Versatile, yet infuriatingly easy to unroll, more than 100 billion cassette tapes were produced worldwide at their peak from the 1960s to the 1980s and have even enjoyed a recent retro revival.
“We were all saddened to hear about the passing of Lou Ottens,” said Olga Coolen, director of the Philips Museum in Eindhoven, in a statement sent to AFP.
“Lou was an extraordinary man who loved technology, even when his inventions had a humble beginning.”
He died on March 6 in the town of Duizel, near the Belgian border, Philips said.
Born in 1926 in the Dutch city of Bellingwolde, Ottens showed his interest in technology at a young age during the occupation of the Netherlands by Nazi Germany in World War II.
He built a radio to receive the “free Dutch” Radio Oranje with a special antenna that he called “Germanenfilter” because he could avoid Nazi blockers, Dutch newspaper NRC reported.
Ottens joined Philips after studying engineering at university, where he and his team developed the world’s first portable recorder, according to Philips.
But he was frustrated with the bulky reel-to-reel system that required manual winding and so he invented the cassette in 1962.
“The cassette tape was invented out of irritation with the existing tape recorder, it’s that simple,” said Ottens, quoted by NRC in an interview.
‘Wood block’
The technology that made the portable cassette player possible and filled millions of teenage bedrooms with music began in the humblest way, Coolen said.
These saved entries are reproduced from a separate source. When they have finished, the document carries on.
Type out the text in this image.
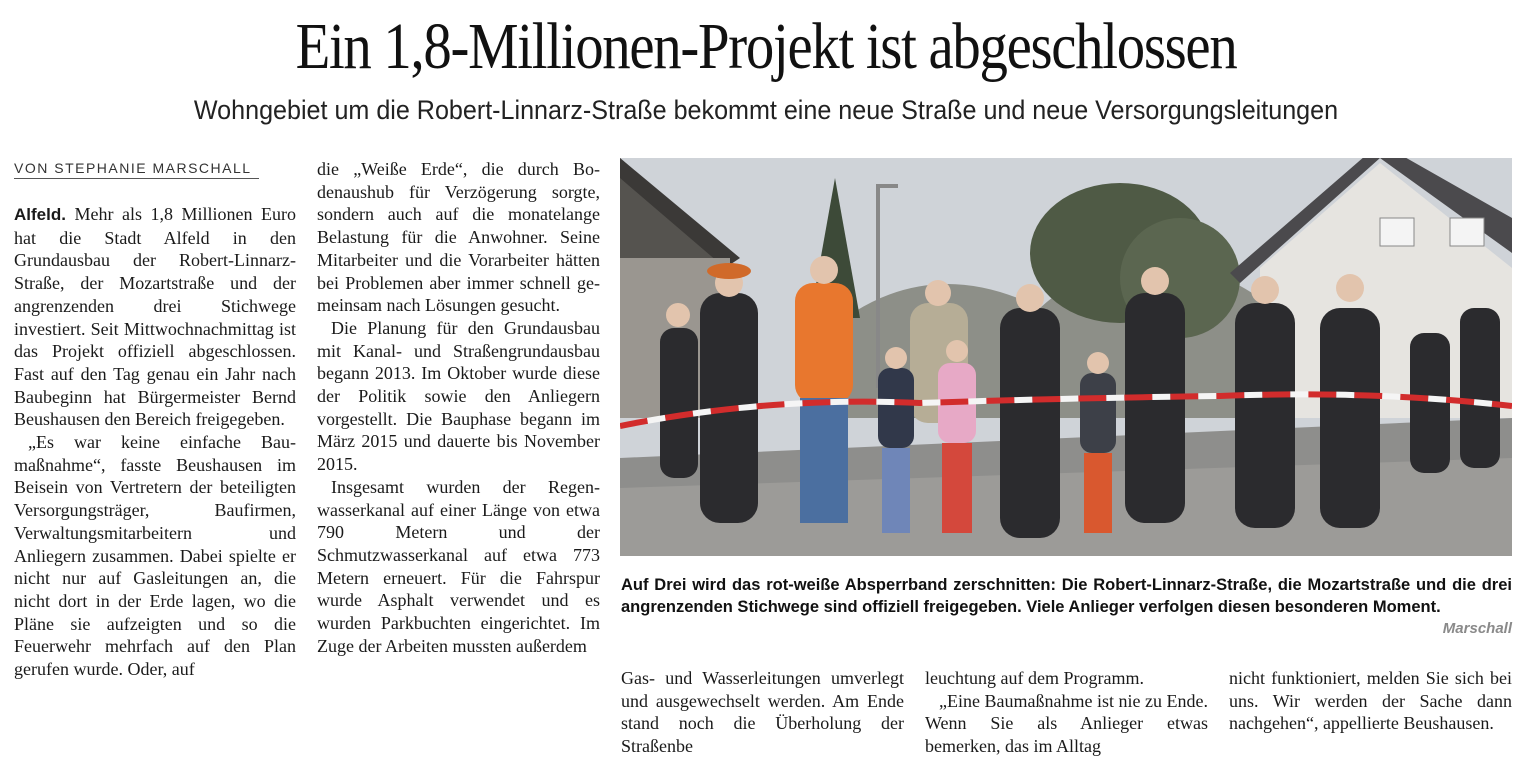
Ein 1,8-Millionen-Projekt ist abgeschlossen
Wohngebiet um die Robert-Linnarz-Straße bekommt eine neue Straße und neue Versorgungsleitungen
VON STEPHANIE MARSCHALL

Alfeld. Mehr als 1,8 Millionen Euro hat die Stadt Alfeld in den Grundausbau der Robert-Linnarz-Straße, der Mozartstraße und der angrenzenden drei Stichwege investiert. Seit Mittwochnachmittag ist das Projekt offiziell abgeschlossen. Fast auf den Tag genau ein Jahr nach Baubeginn hat Bürgermeister Bernd Beushausen den Bereich freigegeben.

„Es war keine einfache Baumaßnahme“, fasste Beushausen im Beisein von Vertretern der beteiligten Versorgungsträger, Baufirmen, Verwaltungsmitarbeitern und Anliegern zusammen. Dabei spielte er nicht nur auf Gasleitungen an, die nicht dort in der Erde lagen, wo die Pläne sie aufzeigten und so die Feuerwehr mehrfach auf den Plan gerufen wurde. Oder, auf

die „Weiße Erde“, die durch Bodenaushub für Verzögerung sorgte, sondern auch auf die monatelange Belastung für die Anwohner. Seine Mitarbeiter und die Vorarbeiter hätten bei Problemen aber immer schnell gemeinsam nach Lösungen gesucht.

Die Planung für den Grundausbau mit Kanal- und Straßengrundausbau begann 2013. Im Oktober wurde diese der Politik sowie den Anliegern vorgestellt. Die Bauphase begann im März 2015 und dauerte bis November 2015.

Insgesamt wurden der Regenwasserkanal auf einer Länge von etwa 790 Metern und der Schmutzwasserkanal auf etwa 773 Metern erneuert. Für die Fahrspur wurde Asphalt verwendet und es wurden Parkbuchten eingerichtet. Im Zuge der Arbeiten mussten außerdem

Auf Drei wird das rot-weiße Absperrband zerschnitten: Die Robert-Linnarz-Straße, die Mozartstraße und die drei angrenzenden Stichwege sind offiziell freigegeben. Viele Anlieger verfolgen diesen besonderen Moment.
Marschall

Gas- und Wasserleitungen umverlegt und ausgewechselt werden. Am Ende stand noch die Überholung der Straßenbe

leuchtung auf dem Programm.

„Eine Baumaßnahme ist nie zu Ende. Wenn Sie als Anlieger etwas bemerken, das im Alltag

nicht funktioniert, melden Sie sich bei uns. Wir werden der Sache dann nachgehen“, appellierte Beushausen.
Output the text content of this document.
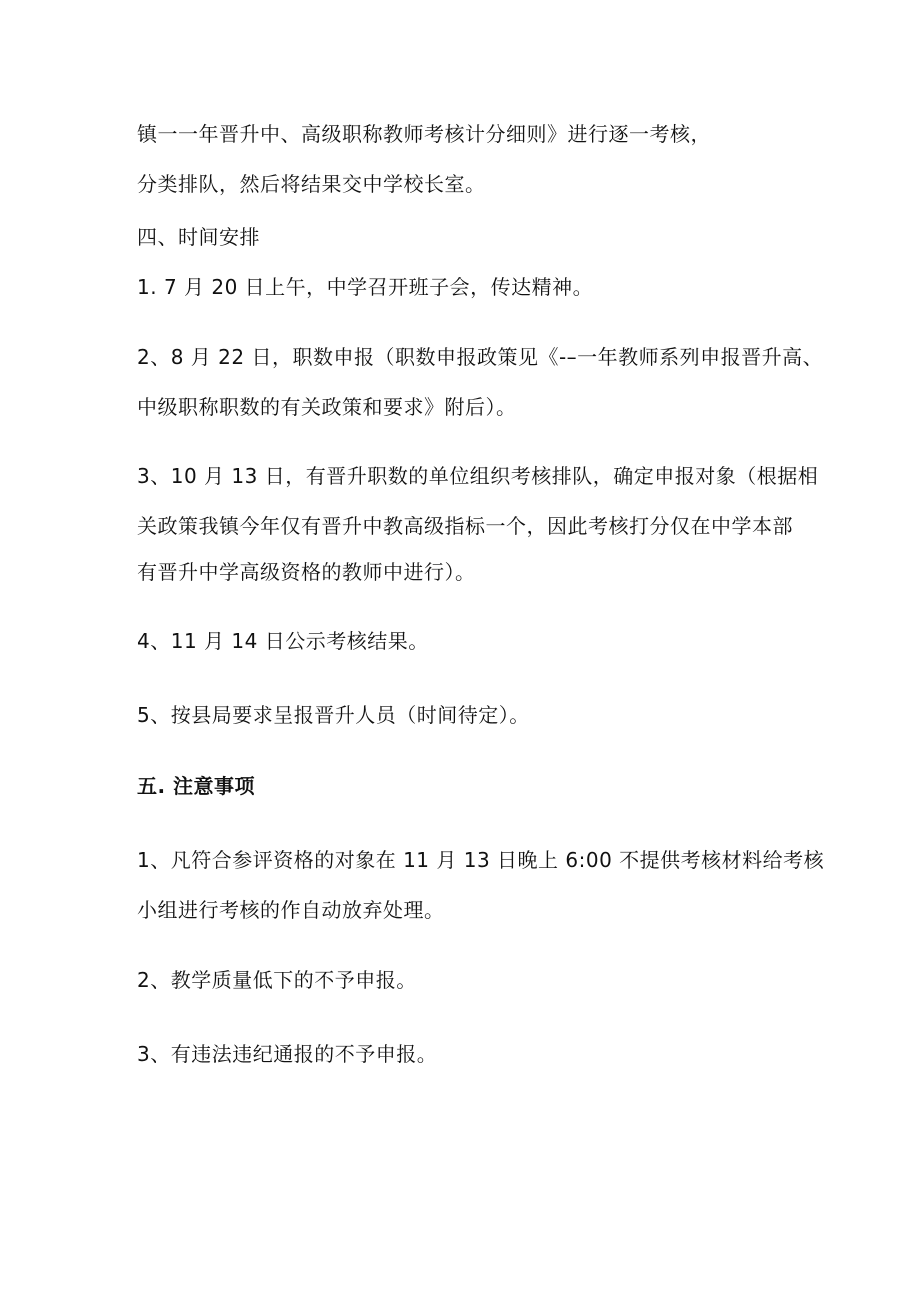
镇一一年晋升中、高级职称教师考核计分细则》进行逐一考核，
分类排队，然后将结果交中学校长室。
四、时间安排
1. 7 月 20 日上午，中学召开班子会，传达精神。
2、8 月 22 日，职数申报（职数申报政策见《-–一年教师系列申报晋升高、
中级职称职数的有关政策和要求》附后）。
3、10 月 13 日，有晋升职数的单位组织考核排队，确定申报对象（根据相
关政策我镇今年仅有晋升中教高级指标一个，因此考核打分仅在中学本部
有晋升中学高级资格的教师中进行）。
4、11 月 14 日公示考核结果。
5、按县局要求呈报晋升人员（时间待定）。
五. 注意事项
1、凡符合参评资格的对象在 11 月 13 日晚上 6:00 不提供考核材料给考核
小组进行考核的作自动放弃处理。
2、教学质量低下的不予申报。
3、有违法违纪通报的不予申报。
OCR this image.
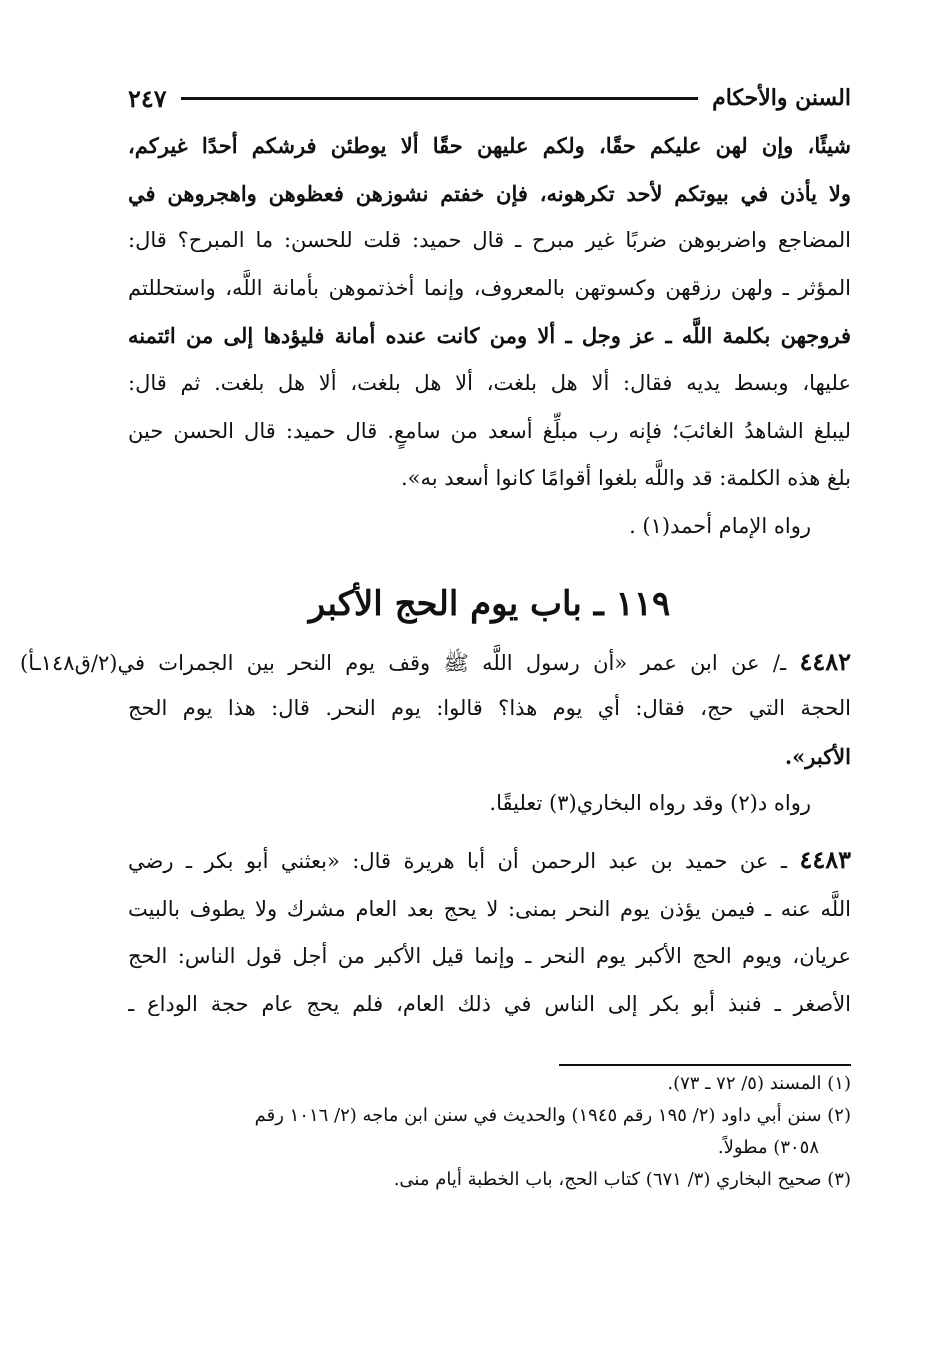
السنن والأحكام
٢٤٧
شيئًا، وإن لهن عليكم حقًا، ولكم عليهن حقًا ألا يوطئن فرشكم أحدًا غيركم،
ولا يأذن في بيوتكم لأحد تكرهونه، فإن خفتم نشوزهن فعظوهن واهجروهن في
المضاجع واضربوهن ضربًا غير مبرح ـ قال حميد: قلت للحسن: ما المبرح؟ قال:
المؤثر ـ ولهن رزقهن وكسوتهن بالمعروف، وإنما أخذتموهن بأمانة اللَّه، واستحللتم
فروجهن بكلمة اللَّه ـ عز وجل ـ ألا ومن كانت عنده أمانة فليؤدها إلى من ائتمنه
عليها، وبسط يديه فقال: ألا هل بلغت، ألا هل بلغت، ألا هل بلغت. ثم قال:
ليبلغ الشاهدُ الغائبَ؛ فإنه رب مبلِّغ أسعد من سامعٍ. قال حميد: قال الحسن حين
بلغ هذه الكلمة: قد واللَّه بلغوا أقوامًا كانوا أسعد به».
رواه الإمام أحمد(١) .
١١٩ ـ باب يوم الحج الأكبر
٤٤٨٢ ـ/ عن ابن عمر «أن رسول اللَّه ﷺ وقف يوم النحر بين الجمرات في(٢/ق١٤٨ـأ)
الحجة التي حج، فقال: أي يوم هذا؟ قالوا: يوم النحر. قال: هذا يوم الحج
الأكبر».
رواه د(٢) وقد رواه البخاري(٣) تعليقًا.
٤٤٨٣ ـ عن حميد بن عبد الرحمن أن أبا هريرة قال: «بعثني أبو بكر ـ رضي
اللَّه عنه ـ فيمن يؤذن يوم النحر بمنى: لا يحج بعد العام مشرك ولا يطوف بالبيت
عريان، ويوم الحج الأكبر يوم النحر ـ وإنما قيل الأكبر من أجل قول الناس: الحج
الأصغر ـ فنبذ أبو بكر إلى الناس في ذلك العام، فلم يحج عام حجة الوداع ـ
(١) المسند (٥/ ٧٢ ـ ٧٣).
(٢) سنن أبي داود (٢/ ١٩٥ رقم ١٩٤٥) والحديث في سنن ابن ماجه (٢/ ١٠١٦ رقم
٣٠٥٨) مطولاً.
(٣) صحيح البخاري (٣/ ٦٧١) كتاب الحج، باب الخطبة أيام منى.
“During the development of the cassette tape in the early 1960s, (Ottens) made a block of wood that fit exactly in his coat pocket,” he added.
“This is how big the first compact cassette was going to be, which made it much more manageable than the bulky recorders that were in use at the time.”
The historic woodblock prototype was sadly lost “when Lou used it to prop up his jack while changing a flat tire,” Coolen added.
Ottens then oversaw a team that developed the compact disc that was later produced by Philips and Japanese electronics giant Sony.
Since then, more than 200 billion CDs have been produced, Philips said.
Once consigned to the dustbin of musical history, cassettes have been enjoying a revival of late.
Cassette record sales in the United States grew 23 percent in 2018, according to tracker Nielsen Music, from 178,000 copies the year before to 219,000.
Despite being the unsung hero of the music world, Ottens’s career was not without its frustrations.
Sony released not only its first CD before Philips, but also the famous Walkman that transformed the way people listen to music; years later he said “it still hurts that we didn’t have one.”